A. DE LOONMATIGINGSBIJDRAGE

4.2.401

Deze bijdrage is verschuldigd voor iedere bij de RSZPPO aangesloten werkgever voor zijn personeelsleden die minstens onderworpen zijn aan de socialezekerheidsbijdragen betreffende één van de volgende stelsels:

- het stelsel van rust- en overlevingspensioen voor de werknemers.
- het stelsel van de ziekte- en invaliditeitsverzekering (sector gezondheidszorgen of uitkeringen).
- de werkloosheidsregeling.

Deze werkgeversbijdrage bedraagt:

- 5,67% van het aan socialezekerheidsbijdragen onderworpen loon van de werknemer.
- 5,67% van het totaal bedrag van de werkgeversbijdragen verschuldigd voor de socialezekerheidsregeling van de werknemers, met inbegrip van de bijdrage voor het kinderbijslagstelsel en de bijdrage voor de beroepsziekten.

Voor de werknemers die onderworpen zijn aan de wetten van 28-6-1971 betreffende de jaarlijkse vakantie van de werknemers wordt de loonmatigingsbijdrage nog eens verhoogd met 0,40%.

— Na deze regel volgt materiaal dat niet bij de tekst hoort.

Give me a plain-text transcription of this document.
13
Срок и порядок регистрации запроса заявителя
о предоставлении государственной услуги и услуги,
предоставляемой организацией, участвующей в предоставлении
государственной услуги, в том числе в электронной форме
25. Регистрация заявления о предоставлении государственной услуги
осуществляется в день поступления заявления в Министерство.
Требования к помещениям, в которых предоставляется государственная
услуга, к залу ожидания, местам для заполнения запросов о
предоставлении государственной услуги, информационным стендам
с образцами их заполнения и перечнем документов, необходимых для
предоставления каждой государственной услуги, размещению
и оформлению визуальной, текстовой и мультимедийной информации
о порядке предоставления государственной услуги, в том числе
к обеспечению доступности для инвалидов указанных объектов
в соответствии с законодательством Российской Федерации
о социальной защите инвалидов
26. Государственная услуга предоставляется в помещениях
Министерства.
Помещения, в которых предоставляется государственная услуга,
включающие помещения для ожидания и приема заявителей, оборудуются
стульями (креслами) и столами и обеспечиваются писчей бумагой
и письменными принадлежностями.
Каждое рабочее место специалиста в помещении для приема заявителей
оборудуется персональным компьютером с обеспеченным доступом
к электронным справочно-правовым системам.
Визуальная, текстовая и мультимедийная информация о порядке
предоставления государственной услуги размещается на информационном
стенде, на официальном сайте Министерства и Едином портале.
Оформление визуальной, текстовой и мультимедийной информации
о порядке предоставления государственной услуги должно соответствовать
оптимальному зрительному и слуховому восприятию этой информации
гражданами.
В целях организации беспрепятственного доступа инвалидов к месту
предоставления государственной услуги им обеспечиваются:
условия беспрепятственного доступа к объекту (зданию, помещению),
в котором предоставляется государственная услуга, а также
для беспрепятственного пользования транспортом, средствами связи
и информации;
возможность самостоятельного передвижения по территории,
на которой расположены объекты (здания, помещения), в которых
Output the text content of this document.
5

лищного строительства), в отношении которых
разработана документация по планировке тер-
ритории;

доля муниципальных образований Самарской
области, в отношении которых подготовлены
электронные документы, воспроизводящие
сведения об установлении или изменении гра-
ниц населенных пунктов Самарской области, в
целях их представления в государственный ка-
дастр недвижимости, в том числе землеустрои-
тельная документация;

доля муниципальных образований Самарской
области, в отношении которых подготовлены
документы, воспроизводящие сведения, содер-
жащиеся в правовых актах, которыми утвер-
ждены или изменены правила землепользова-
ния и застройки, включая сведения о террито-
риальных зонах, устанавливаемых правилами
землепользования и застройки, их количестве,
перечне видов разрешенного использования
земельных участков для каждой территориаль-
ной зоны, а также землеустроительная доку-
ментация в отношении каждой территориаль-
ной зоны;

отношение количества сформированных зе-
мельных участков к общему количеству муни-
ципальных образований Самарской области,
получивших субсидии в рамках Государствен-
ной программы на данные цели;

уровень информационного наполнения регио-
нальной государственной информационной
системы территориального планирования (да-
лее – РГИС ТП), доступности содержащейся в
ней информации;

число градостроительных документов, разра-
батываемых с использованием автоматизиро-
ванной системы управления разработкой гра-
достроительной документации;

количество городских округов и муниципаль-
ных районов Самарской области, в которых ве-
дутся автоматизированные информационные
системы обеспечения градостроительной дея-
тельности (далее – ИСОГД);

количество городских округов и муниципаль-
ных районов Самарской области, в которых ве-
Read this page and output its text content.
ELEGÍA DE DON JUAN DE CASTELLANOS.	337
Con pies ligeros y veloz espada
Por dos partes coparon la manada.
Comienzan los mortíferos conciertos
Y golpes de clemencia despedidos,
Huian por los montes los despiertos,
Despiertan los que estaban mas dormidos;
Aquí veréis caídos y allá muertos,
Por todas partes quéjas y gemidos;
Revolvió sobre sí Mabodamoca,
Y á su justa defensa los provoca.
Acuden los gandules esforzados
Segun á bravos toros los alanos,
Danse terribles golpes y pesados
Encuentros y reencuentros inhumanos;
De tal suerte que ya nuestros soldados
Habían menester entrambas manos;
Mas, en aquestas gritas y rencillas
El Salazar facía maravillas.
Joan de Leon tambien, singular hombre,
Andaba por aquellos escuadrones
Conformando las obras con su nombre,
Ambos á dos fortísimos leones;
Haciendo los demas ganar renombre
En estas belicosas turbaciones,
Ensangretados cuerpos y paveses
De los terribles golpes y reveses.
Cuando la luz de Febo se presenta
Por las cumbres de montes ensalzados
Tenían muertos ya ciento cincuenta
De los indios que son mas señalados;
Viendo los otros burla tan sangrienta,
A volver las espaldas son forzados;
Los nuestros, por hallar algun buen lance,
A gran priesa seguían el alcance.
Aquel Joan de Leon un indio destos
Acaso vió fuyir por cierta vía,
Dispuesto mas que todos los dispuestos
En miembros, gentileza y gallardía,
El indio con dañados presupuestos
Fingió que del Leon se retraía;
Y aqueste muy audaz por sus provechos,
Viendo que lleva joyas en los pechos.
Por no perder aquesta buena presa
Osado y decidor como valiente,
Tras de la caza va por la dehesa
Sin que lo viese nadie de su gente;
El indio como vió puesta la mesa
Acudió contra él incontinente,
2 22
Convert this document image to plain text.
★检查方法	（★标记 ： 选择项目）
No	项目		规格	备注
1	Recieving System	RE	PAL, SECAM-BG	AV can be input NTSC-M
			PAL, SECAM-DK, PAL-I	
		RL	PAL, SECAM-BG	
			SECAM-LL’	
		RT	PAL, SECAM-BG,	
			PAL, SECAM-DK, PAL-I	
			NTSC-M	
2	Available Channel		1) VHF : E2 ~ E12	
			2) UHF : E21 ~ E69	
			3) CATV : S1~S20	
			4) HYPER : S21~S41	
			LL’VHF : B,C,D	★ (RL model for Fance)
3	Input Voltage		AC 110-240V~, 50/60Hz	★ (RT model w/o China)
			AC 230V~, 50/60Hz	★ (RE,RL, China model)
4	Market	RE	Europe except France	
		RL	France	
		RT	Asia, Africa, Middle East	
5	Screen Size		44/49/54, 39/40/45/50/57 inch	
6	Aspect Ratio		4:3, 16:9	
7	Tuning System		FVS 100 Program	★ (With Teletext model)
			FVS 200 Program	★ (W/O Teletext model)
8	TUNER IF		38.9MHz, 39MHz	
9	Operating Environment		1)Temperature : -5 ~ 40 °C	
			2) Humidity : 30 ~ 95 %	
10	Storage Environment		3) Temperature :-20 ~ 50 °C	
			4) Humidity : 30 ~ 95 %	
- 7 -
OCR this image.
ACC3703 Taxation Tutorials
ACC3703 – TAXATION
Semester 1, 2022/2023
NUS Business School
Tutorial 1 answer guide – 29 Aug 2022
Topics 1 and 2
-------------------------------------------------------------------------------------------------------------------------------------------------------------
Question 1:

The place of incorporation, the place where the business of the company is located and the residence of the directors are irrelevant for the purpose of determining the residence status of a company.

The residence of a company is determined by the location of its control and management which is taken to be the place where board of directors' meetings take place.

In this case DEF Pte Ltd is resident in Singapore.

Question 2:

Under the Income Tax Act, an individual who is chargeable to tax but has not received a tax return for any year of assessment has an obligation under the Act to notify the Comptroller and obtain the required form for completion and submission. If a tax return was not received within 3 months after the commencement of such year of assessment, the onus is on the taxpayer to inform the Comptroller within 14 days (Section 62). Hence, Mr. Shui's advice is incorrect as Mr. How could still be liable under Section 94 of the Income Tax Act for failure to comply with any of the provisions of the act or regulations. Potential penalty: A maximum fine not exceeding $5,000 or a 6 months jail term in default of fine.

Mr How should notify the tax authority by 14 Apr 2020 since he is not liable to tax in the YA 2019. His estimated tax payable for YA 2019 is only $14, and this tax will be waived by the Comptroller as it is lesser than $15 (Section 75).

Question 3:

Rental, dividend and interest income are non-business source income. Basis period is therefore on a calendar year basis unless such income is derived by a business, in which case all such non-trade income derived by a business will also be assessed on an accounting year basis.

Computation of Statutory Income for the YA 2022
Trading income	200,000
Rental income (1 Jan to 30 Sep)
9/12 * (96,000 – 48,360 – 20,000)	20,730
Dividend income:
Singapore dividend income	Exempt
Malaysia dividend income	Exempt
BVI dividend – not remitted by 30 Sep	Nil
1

De opbrengst van deze bijdrage is bestemd:

- voor de geco’s aangeworven in het kader van het koninklijk besluit nr. 474 van 28-10-1986: voor het kinderbijslagfonds RSZPPO tot financiering van de kinderbijslag van dit personeel.
- voor de overige personeelscategorieën: voor het Globaal Beheer.
Top


B. DE WERKGEVERSBIJDRAGE VOOR WERKLOOSHEID

4.2.402

Een werkgeversbijdrage van 1,69% (1,60% + 0,09% loonmatiging) berekend op het loon van de werknemer, is door iedere werkgever verschuldigd voor de werknemers die onderworpen zijn aan de wetten betreffende de jaarlijkse vakantie der werknemers, gecoördineerd op 28-6-1971. De opbrengst van deze bijdrage is bestemd voor het Globaal Beheer.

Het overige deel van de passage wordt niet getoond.